Young children from low-income households are more exposed to air pollution, more vulnerable and therefore more affected by air pollution

Published on 2024-01-10

A study of air pollution-related health inequalities in young children shows that, in addition to differences in exposure that disadvantage young children from the richest and poorest households, there are large differences in vulnerability to air pollution that disadvantage the poorest.


In metropolitan France, young children from richest and poorest households are most exposed to air pollution caused by fine particulate matter (PM 2.5). Households with the highest standard of living tend to live in large urban areas, which are often more polluted, and households with the lowest standard of living tend to live in the most polluted municipalities in these areas.

Beyond differences in exposure, however, there are large disparities in vulnerability to air pollution. Children from the poorest households have worse overall health at birth than those from the richest households. In terms of health care use related to respiratory diseases, over the period 2008-2017, about 28,000 children of each generation were hospitalised for bronchiolitis in emergency before the age of 2 and 11,000 for asthma before the age of 3.

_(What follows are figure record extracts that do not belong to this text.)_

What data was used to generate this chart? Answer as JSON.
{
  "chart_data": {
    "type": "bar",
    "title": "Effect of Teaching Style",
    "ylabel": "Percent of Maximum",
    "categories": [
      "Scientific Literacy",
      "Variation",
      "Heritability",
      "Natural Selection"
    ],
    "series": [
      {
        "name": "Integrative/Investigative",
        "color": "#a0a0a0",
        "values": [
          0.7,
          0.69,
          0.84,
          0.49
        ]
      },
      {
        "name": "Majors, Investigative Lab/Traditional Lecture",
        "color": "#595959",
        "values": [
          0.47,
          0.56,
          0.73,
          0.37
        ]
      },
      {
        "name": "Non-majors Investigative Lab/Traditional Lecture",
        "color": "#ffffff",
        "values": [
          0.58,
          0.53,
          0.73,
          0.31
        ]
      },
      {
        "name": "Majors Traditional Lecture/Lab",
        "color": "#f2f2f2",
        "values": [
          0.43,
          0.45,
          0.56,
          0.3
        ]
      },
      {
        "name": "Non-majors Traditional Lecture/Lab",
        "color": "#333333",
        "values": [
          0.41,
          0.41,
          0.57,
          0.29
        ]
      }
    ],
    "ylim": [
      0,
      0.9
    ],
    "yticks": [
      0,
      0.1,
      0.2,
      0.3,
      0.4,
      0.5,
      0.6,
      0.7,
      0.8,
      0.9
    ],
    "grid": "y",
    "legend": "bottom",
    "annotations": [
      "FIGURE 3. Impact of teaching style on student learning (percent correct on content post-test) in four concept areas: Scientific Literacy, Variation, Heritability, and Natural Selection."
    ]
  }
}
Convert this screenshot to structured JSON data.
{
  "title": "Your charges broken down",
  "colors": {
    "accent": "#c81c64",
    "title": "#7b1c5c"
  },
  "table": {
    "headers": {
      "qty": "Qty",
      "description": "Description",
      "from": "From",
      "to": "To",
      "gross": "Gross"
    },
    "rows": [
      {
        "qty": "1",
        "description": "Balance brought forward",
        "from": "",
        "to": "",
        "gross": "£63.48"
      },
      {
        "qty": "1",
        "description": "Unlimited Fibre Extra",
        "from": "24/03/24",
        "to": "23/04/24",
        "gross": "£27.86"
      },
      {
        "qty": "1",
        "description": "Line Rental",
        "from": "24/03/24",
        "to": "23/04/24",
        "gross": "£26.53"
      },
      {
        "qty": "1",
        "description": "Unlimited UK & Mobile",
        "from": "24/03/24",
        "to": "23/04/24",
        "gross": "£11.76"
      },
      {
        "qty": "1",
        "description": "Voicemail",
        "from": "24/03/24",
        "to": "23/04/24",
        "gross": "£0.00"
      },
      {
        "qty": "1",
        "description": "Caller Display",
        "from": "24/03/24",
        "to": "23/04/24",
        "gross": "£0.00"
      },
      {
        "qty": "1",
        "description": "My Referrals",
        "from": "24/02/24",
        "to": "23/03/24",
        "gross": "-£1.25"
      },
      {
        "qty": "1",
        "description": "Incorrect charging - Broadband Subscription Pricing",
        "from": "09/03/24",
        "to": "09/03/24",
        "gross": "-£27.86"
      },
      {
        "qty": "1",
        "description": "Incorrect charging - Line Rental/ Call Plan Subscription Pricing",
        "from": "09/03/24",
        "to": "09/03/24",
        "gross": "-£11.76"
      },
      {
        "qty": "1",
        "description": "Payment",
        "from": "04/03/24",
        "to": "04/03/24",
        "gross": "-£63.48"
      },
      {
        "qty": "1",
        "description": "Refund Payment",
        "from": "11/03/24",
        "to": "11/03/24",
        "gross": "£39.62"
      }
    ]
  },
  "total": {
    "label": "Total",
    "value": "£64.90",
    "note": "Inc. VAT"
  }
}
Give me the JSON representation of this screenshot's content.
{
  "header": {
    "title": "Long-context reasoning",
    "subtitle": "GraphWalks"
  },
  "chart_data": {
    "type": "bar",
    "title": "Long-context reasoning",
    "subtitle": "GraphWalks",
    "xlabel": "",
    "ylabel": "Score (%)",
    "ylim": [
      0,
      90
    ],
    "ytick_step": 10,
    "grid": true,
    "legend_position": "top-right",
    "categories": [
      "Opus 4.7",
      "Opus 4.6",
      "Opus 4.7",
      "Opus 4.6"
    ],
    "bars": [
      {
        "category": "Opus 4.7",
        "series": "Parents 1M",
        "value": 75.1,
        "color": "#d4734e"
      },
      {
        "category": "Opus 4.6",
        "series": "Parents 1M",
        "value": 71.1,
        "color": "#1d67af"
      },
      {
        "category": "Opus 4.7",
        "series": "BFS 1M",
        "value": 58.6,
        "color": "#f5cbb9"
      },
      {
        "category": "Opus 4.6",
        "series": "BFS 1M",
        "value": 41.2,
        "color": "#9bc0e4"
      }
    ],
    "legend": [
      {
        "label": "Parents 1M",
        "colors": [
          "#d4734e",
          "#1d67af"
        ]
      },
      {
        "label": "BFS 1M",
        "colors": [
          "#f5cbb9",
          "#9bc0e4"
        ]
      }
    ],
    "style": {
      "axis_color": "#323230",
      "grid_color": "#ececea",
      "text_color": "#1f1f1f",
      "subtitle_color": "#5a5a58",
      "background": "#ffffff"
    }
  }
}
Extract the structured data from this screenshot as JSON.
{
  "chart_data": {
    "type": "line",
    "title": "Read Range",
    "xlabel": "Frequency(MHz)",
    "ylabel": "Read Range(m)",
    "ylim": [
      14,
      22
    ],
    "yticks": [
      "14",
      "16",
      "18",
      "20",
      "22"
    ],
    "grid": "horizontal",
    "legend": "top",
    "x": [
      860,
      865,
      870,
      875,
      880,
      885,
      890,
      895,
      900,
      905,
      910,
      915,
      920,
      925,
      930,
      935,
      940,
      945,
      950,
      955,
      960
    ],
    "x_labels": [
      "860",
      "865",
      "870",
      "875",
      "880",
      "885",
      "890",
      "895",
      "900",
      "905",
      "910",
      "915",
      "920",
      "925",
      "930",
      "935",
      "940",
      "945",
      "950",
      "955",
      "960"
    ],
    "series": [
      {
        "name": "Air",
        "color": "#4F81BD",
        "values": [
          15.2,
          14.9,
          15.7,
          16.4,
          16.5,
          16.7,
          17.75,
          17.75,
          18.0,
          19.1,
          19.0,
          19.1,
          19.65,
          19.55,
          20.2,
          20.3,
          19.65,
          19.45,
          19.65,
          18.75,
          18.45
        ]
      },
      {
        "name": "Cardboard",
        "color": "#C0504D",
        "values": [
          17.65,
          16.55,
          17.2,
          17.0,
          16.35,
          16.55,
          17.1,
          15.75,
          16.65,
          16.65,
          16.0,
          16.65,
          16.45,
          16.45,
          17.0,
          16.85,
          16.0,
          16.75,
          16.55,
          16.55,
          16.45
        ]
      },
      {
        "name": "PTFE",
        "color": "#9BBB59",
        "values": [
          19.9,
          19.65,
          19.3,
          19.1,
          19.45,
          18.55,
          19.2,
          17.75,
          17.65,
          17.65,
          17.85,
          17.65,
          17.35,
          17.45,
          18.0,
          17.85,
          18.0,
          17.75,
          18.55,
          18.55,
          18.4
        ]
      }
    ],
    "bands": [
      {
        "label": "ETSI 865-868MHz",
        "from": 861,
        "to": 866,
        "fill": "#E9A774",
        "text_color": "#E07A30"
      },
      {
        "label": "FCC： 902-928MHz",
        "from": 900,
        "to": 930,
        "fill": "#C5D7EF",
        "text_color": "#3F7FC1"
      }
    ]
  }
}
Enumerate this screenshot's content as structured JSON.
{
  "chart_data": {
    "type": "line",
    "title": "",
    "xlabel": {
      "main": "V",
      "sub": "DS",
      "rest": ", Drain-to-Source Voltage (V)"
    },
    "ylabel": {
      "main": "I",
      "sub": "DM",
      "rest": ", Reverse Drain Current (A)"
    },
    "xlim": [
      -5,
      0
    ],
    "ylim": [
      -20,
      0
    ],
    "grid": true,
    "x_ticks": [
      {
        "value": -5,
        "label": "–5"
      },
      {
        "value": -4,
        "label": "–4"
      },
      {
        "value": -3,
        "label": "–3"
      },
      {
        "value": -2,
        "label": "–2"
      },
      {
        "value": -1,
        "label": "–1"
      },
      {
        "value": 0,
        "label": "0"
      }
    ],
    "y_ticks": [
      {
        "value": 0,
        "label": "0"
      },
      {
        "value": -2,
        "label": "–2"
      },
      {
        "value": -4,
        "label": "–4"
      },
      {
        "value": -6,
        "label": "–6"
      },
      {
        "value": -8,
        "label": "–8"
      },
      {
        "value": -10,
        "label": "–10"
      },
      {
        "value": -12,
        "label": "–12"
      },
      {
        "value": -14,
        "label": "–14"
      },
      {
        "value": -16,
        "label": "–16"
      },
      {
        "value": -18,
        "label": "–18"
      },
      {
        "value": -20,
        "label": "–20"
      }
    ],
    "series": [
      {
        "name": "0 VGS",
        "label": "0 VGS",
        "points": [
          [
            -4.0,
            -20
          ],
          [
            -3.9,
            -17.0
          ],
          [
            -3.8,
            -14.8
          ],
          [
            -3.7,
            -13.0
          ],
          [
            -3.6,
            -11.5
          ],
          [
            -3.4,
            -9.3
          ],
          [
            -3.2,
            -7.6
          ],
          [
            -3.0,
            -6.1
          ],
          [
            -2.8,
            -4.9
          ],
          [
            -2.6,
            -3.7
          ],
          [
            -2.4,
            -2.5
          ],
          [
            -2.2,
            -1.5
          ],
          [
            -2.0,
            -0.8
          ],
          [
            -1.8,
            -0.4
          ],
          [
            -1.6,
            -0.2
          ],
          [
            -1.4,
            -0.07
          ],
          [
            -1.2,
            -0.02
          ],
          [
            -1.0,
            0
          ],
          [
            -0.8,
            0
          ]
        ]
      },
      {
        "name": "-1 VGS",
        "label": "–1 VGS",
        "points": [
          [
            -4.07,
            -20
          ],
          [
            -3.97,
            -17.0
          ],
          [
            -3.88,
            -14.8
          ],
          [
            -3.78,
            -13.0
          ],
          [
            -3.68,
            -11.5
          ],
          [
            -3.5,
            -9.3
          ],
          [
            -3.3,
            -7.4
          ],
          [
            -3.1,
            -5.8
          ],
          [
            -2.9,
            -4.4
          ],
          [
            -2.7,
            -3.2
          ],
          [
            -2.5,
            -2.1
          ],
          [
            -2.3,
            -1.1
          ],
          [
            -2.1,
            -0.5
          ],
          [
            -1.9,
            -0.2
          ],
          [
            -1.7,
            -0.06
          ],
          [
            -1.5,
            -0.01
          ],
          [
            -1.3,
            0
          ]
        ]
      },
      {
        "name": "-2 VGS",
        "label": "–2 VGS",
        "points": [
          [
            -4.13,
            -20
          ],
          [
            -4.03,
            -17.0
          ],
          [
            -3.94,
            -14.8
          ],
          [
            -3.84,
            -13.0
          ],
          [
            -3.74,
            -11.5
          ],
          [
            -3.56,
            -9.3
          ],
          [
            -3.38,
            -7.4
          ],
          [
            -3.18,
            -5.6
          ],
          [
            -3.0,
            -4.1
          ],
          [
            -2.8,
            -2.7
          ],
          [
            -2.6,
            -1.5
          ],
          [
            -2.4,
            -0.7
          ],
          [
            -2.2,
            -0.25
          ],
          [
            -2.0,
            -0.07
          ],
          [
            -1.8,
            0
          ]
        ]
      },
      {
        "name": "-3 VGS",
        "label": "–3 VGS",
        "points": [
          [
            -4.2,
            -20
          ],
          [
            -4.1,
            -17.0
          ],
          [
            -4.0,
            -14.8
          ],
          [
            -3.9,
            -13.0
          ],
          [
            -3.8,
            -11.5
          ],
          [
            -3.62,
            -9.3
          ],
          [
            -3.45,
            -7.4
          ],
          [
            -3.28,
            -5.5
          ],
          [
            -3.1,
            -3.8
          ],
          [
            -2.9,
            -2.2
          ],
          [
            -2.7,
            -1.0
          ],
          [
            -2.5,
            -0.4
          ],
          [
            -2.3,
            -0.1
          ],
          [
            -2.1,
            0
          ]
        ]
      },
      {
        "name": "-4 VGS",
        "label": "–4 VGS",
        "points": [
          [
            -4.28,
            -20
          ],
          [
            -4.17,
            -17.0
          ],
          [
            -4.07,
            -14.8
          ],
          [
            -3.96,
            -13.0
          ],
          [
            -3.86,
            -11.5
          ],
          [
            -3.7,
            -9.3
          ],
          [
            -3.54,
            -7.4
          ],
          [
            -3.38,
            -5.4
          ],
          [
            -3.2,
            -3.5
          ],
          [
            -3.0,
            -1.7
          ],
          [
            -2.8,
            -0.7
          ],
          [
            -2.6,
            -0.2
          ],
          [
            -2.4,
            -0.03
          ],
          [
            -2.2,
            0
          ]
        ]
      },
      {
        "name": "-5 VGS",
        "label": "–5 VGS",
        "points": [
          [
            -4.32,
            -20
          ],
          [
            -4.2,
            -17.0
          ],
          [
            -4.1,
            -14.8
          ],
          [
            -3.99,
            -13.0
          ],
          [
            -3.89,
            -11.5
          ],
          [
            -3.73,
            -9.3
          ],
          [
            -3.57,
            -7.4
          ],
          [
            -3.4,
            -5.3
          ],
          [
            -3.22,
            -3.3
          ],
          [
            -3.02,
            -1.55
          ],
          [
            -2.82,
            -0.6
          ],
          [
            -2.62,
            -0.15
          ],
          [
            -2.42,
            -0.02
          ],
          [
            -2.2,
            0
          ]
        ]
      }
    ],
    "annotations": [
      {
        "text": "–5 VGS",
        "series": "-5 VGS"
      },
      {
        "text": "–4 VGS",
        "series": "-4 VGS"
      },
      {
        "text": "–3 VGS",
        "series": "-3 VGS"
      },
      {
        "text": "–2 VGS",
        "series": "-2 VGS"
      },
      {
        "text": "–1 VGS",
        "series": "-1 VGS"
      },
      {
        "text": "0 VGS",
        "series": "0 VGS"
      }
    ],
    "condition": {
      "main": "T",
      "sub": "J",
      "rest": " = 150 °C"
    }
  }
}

Reducing average annual exposure to the main air pollutants by about 1% before the age of one, which means, for example, that children would be spared an important increase in exposure to these pollutants for two weeks, around 2,000 cases of emergency hospitalisation for bronchiolitis, 1,800 cases of emergency hospitalisation for asthma and 6,100 children treated with anti-asthma medication would be avoided. The impact of air pollution masks major disparities: 10% of children concentrate most of the statistically detectable effects of an increase in exposure before their first birthday, and are therefore the most affected. These children are characterised by a number of risk factors, such as prematurity, but also by a lower standard of living: among these most affected children, the poorest tenth are 1.6 times more represented than the wealthiest tenth.